This week and next are heavy with residential housing reports, so if you haven’t done a home-price story lately, it’s a good time fire one up.

The key to avoid confounding yourself and readers is to use the data consistently, because a number of home price indices are released in rapid succession toward the end of each month.

On Tuesday, the Federal Housing Finance Agency monthly house price index is expected; this one is based on transactions underwritten by Fannie Mae and Freddie Mac and will reflect July prices. The FHFA site also offers downloadable data and a home-value calculator you may wish to offer as a link to readers.

And on Friday the U.S. Census Bureau’s new home sales report, which also includes price information, will be released to reflect August Data. That follows the existing home sales report by the National Association of Realtors, which comes out Thursday.

The Standard & Poor’s/ Case-Schiller Home Price Index
, a somewhat broader measure, will be issued on Sept. 29.

Confused? You’re not alone. A caveat to working with this type of data is to look at the overall trends, not obsess over the absolute percentage gains and losses. Use the numbers to portray a general sense of where you local market is heading, but dig for anecdotes, specific dollar figures from actual home buyers, and other up-to-the-minute detail for your narrative.

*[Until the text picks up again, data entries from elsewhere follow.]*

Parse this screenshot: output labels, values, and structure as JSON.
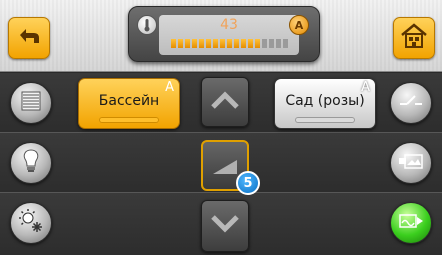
{
  "header": {
    "temperature": "43",
    "level": 0.77,
    "auto_label": "A"
  },
  "rooms": [
    {
      "label": "Бассейн",
      "mode": "A",
      "active": true
    },
    {
      "label": "Сад (розы)",
      "mode": "A",
      "active": false
    }
  ],
  "badge": {
    "count": "5"
  },
  "colors": {
    "accent": "#f2a300",
    "panel": "#2d2d2d",
    "header": "#e5e5e5",
    "badge": "#0a6fc4",
    "active_green": "#3bcf1e"
  },
  "icons": {
    "left_column": [
      "blinds-icon",
      "lightbulb-icon",
      "sun-snow-icon"
    ],
    "right_column": [
      "switch-icon",
      "camera-icon",
      "scene-icon"
    ]
  }
}
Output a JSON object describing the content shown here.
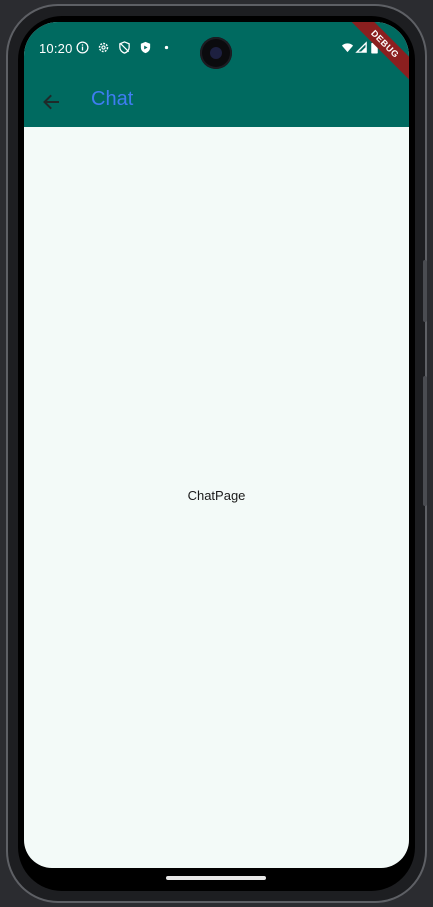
{
  "status_bar": {
    "time": "10:20",
    "left_icons": [
      "info-icon",
      "settings-icon",
      "shield-icon",
      "play-protect-icon",
      "dot-icon"
    ],
    "right_icons": [
      "wifi-icon",
      "signal-icon",
      "battery-icon"
    ]
  },
  "debug_banner": "DEBUG",
  "app_bar": {
    "title": "Chat",
    "back_icon": "arrow-back-icon"
  },
  "body": {
    "text": "ChatPage"
  },
  "colors": {
    "app_bar_bg": "#006a60",
    "title_color": "#3f7df2",
    "screen_bg": "#f3faf8",
    "debug_ribbon": "#8b1f1f"
  }
}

This Bankrate.com article, meanwhile, is a helpful primer on the methodology behind the various home price indices along with caveats and tips.

And this Marketwatch.com piece from last week is a succinct roundup of the challenges some analysts think will depress home prices for years to come. Note the color-coded map depicting how long each state is expected to languish before a rebound; according to it, my territory won’t recover until 2023.

Break down a similar graphic for the cities, counties and neighborhoods in your region and readers will stampede to read it, clip it and clamp it to their refrigerators. In fact, you’ll just about be guaranteed “most e-mailed” status in the newsroom the day it runs.

If Moody’s Economy.com can’t provide to you the same level of detail it gave Marketwatch, perhaps your local Federal Reserve bank, a real estate economist at a local bank or an expert at the regional multi-listing service would give it a shot.

Come back to Your Daily Tipsheet each morning for advice on where to find sources, background and creative ways to make financial news and trends relevant to your audience.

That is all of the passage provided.